Dr. Weinryb, who has been teaching at Bard Graduate Center since 2009, is a Paul Mellon Senior Fellow for the 2019-2020 academic year at the Center for Advanced Study in the Visual Arts at the National Gallery in Washington, DC. He received his BA from Tel Aviv University and MA and PhD degrees from Johns Hopkins University where he was the recipient of the Adolf Katzenellenbogen Prize. He was the Robert and Nancy Hall Fellow at the Walters Art Museum, Baltimore, and Max Planck Doctoral Fellow at the Kunsthistorisches Institut in Florence. In 2012, he was the Andrew Mellon Fellow at the Institute for Advanced Study, Princeton, where he continued to work on medieval bronze in Italy. During 2014-2015, he was a fellow at the Art Histories and Aesthetic Practices project at the Forum für Transregionale Studien, Berlin. Among his publications is The Bronze Object in the Middle Ages (Cambridge 2016), which won the 2017 book prize of the International Center of Medieval Art. He curated the fall 2018 BGC exhibition, Agents of Faith: Votive Objects in Time and Place, and edited its accompanying catalogue.

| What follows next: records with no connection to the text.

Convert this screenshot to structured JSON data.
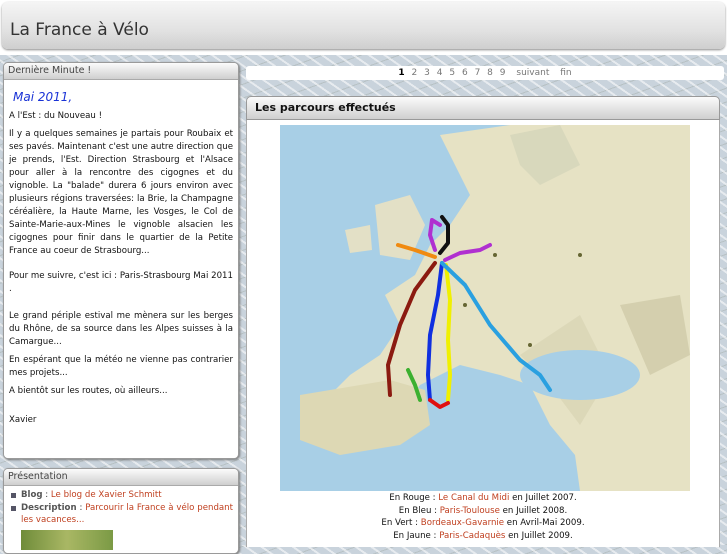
{
  "header": {
    "site_title": "La France à Vélo"
  },
  "news": {
    "title": "Dernière Minute !",
    "date": "Mai 2011,",
    "paragraphs": [
      "A l'Est : du Nouveau !",
      "Il y a quelques semaines je partais pour Roubaix et ses pavés. Maintenant c'est une autre direction que je prends, l'Est. Direction Strasbourg et l'Alsace pour aller à la rencontre des cigognes et du vignoble. La \"balade\" durera 6 jours environ avec plusieurs régions traversées: la Brie, la Champagne céréalière, la Haute Marne, les Vosges, le Col de Sainte-Marie-aux-Mines le vignoble alsacien les cigognes pour finir dans le quartier de la Petite France au coeur de Strasbourg...",
      "Pour me suivre, c'est ici : Paris-Strasbourg Mai 2011 .",
      "Le grand périple estival me mènera sur les berges du Rhône, de sa source dans les Alpes suisses à la Camargue...",
      "En espérant que la météo ne vienne pas contrarier mes projets...",
      "A bientôt sur les routes, où ailleurs...",
      "Xavier"
    ]
  },
  "pager": {
    "pages": [
      "1",
      "2",
      "3",
      "4",
      "5",
      "6",
      "7",
      "8",
      "9"
    ],
    "current": "1",
    "next": "suivant",
    "last": "fin"
  },
  "main": {
    "title": "Les parcours effectués",
    "legend": [
      {
        "prefix": "En Rouge : ",
        "link": "Le Canal du Midi",
        "suffix": " en Juillet 2007."
      },
      {
        "prefix": "En Bleu : ",
        "link": "Paris-Toulouse",
        "suffix": " en Juillet 2008."
      },
      {
        "prefix": "En Vert : ",
        "link": "Bordeaux-Gavarnie",
        "suffix": " en Avril-Mai 2009."
      },
      {
        "prefix": "En Jaune : ",
        "link": "Paris-Cadaquès",
        "suffix": " en Juillet 2009."
      }
    ]
  },
  "presentation": {
    "title": "Présentation",
    "items": [
      {
        "label": "Blog",
        "sep": " : ",
        "text": "Le blog de Xavier Schmitt"
      },
      {
        "label": "Description",
        "sep": " : ",
        "text": "Parcourir la France à vélo pendant les vacances..."
      }
    ]
  },
  "colors": {
    "route_red": "#8b1a10",
    "route_blue": "#1030e0",
    "route_green": "#3cb030",
    "route_yellow": "#f0f000",
    "route_purple": "#b030d0",
    "route_black": "#111111",
    "route_cyan": "#2aa0e0",
    "route_orange": "#f08a10",
    "link": "#c04020",
    "date": "#1a33d6"
  }
}
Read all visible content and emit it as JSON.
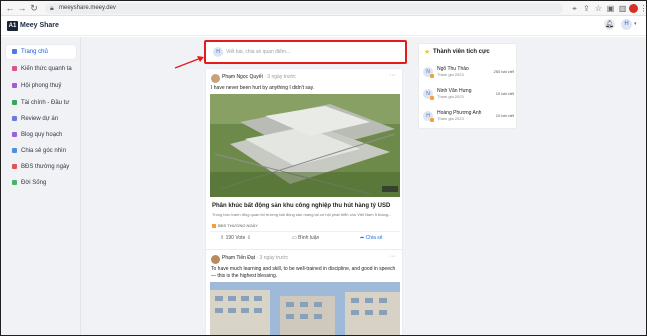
{
  "browser": {
    "url": "meeyshare.meey.dev"
  },
  "app": {
    "logo_mark": "A1",
    "logo_text": "Meey Share",
    "user_initial": "H"
  },
  "sidebar": {
    "items": [
      {
        "label": "Trang chủ",
        "color": "#4f79e8",
        "active": true
      },
      {
        "label": "Kiến thức quanh ta",
        "color": "#d9558a"
      },
      {
        "label": "Hội phong thuỷ",
        "color": "#a25ad6"
      },
      {
        "label": "Tài chính - Đầu tư",
        "color": "#3aa45a"
      },
      {
        "label": "Review dự án",
        "color": "#6c7ae0"
      },
      {
        "label": "Blog quy hoạch",
        "color": "#9a63d9"
      },
      {
        "label": "Chia sẻ góc nhìn",
        "color": "#4f8fe0"
      },
      {
        "label": "BĐS thường ngày",
        "color": "#e05454"
      },
      {
        "label": "Đời Sống",
        "color": "#4ab06a"
      }
    ]
  },
  "composer": {
    "avatar": "H",
    "placeholder": "Viết bài, chia sẻ quan điểm..."
  },
  "posts": [
    {
      "author": "Phạm Ngọc Quyết",
      "time": "· 3 ngày trước",
      "text": "I have never been hurt by anything I didn't say.",
      "title": "Phân khúc bất động sản khu công nghiệp thu hút hàng tỷ USD",
      "subtitle": "Trong bức tranh tổng quan thị trường bất động sản mang lại cơ hội phát triển cho Việt Nam 5 tháng...",
      "tag": "BĐS THƯỜNG NGÀY",
      "votes": "190 Vote",
      "comments": "Bình luận",
      "share": "Chia sẻ"
    },
    {
      "author": "Phạm Tiến Đạt",
      "time": "· 3 ngày trước",
      "text": "To have much learning and skill, to be well-trained in discipline, and good in speech — this is the highest blessing."
    }
  ],
  "members": {
    "title": "Thành viên tích cực",
    "list": [
      {
        "initial": "N",
        "name": "Ngô Thu Thảo",
        "joined": "Tham gia 2023",
        "count": "250 bài viết"
      },
      {
        "initial": "N",
        "name": "Ninh Văn Hưng",
        "joined": "Tham gia 2023",
        "count": "10 bài viết"
      },
      {
        "initial": "H",
        "name": "Hoàng Phương Anh",
        "joined": "Tham gia 2023",
        "count": "10 bài viết"
      }
    ]
  },
  "colors": {
    "highlight": "#e31b1b",
    "brand_dark": "#1a2436",
    "link": "#1a73e8"
  },
  "icons": {
    "back": "arrow-left-icon",
    "forward": "arrow-right-icon",
    "reload": "reload-icon",
    "lock": "lock-icon",
    "bell": "bell-icon",
    "star": "star-icon"
  }
}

“The Guggenheim Fellowship is among the most prestigious awards artists, scholars, writers, and scientists can receive,” said Peter N. Miller, dean of Bard Graduate Center. “This award honors Ittai’s achievements as a professor and curator and reflects well on Bard Graduate Center’s commitment to research and to the support of its younger faculty.”